Gstalder v. State

In an action, inter alia, to permanently enjoin the defendants from trespassing upon and dumping refuse on the plaintiffs’ property and to recover damages for the trespass, the defendants appeal, as limited by their brief, from so much of an order of the Supreme Court, Westchester County (Silverman, J.), entered May 17, 1996, as granted summary judgment to the plaintiffs.

Ordered that the order is reversed insofar as appealed from, on the law, with costs, and the motion for summary judgment is denied.

The plaintiffs are owners of an eleven-acre parcel of land in Westchester County, located near a New York State Department of Transportation facility (hereinafter Department of Transportation). The plaintiffs allege that over a course of years the defendants trespassed onto and repeatedly utilized a portion of their property as a dump site where debris was buried between six and nine feet below the surface.

Prior to discovery, the plaintiffs moved for summary judgment. In support of their motion the plaintiffs submitted the affidavit of a landscape architect who had conducted a soil survey on the property and who concluded that "the variety of [buried] debris, mostly fast food containers, car parts, lumber, branches, plastic items, highway signs, characterizes the source of material as refuse from highway facilities”. The plaintiffs also submitted an affidavit from a private investigator who stated that a Department of Transportation employee admitted to him that the agency had in fact dumped refuse on the plaintiffs’ property. The defendants denied the allegations. The *542Supreme Court granted summary judgment, holding that the plaintiffs had set forth a prima facie cause of action which the defendants did not effectively "challenge”. We reverse.

It is well settled that in order to obtain summary judgment, the movant must make a prima facie showing of entitlement to judgment as a matter of law, tendering evidentiary proof in admissible form sufficient to eliminate any material issues of fact from the case (see, Winegrad v New York Univ. Med. Ctr., 64 NY2d 851; Zuckerman v City of New York, 49 NY2d 557; Friends of Animals v Associated Fur Mfrs., 46 NY2d 1065). Failure to make such a showing requires denial of the motion, regardless of the sufficiency of the opposing papers (see, Matter of Redemption Church of Christ v Williams, 84 AD2d 648). The plaintiffs have not met their burden since there remain questions of fact as to who may have been responsible for the buried debris. Although the plaintiffs’ affidavit evidence circumstantially suggests the defendants’ liability, it does not render the actions of other possible tortfeasors sufficiently remote so as to enable the finder of fact to logically conclude that the defendants were a cause of this dump site (see generally, Schneider v Kings Highway Hosp. Ctr., 67 NY2d 743, 744; Bradish v Tank Tech Corp., 216 AD2d 505).

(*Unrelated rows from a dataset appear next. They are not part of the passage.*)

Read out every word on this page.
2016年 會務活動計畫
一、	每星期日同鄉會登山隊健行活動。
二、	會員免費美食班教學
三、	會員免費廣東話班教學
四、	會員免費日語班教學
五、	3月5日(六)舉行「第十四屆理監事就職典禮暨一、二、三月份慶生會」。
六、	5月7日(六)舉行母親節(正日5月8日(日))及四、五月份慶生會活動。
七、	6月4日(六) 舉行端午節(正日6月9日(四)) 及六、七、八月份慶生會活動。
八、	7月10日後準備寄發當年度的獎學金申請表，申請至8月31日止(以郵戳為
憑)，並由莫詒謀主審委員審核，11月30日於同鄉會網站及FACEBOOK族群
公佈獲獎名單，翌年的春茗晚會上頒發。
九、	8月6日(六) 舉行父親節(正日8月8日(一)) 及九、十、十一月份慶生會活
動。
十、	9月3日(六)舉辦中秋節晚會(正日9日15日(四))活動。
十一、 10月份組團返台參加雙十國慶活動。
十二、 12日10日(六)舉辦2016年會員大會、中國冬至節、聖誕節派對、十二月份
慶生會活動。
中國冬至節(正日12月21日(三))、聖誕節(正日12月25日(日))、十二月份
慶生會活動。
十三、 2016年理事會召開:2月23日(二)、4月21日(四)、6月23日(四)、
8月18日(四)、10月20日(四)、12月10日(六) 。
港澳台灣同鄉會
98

Furthermore, the remarks by the Department of Transportation employee do not qualify as an admission of liability on the part of the defendants. "The hearsay statement of an agent is admissible against his employer under the admissions exception to the hearsay rule only if the making of the statement is an activity within the scope of the agent’s authority” (Lowen v Great Atl. & Pac. Tea Co., 223 AD2d 534, 535; see also, Loschiavo v Port Auth., 58 NY2d 1040). There is no evidence that the Department of Transportation employee was within his authority when he spoke to the plaintiffs’ investigator and thus his statements are of no probative value in determining the summary judgment issue. Pizzuto, J. P., Santucci, Friedmann and Luciano, JJ., concur.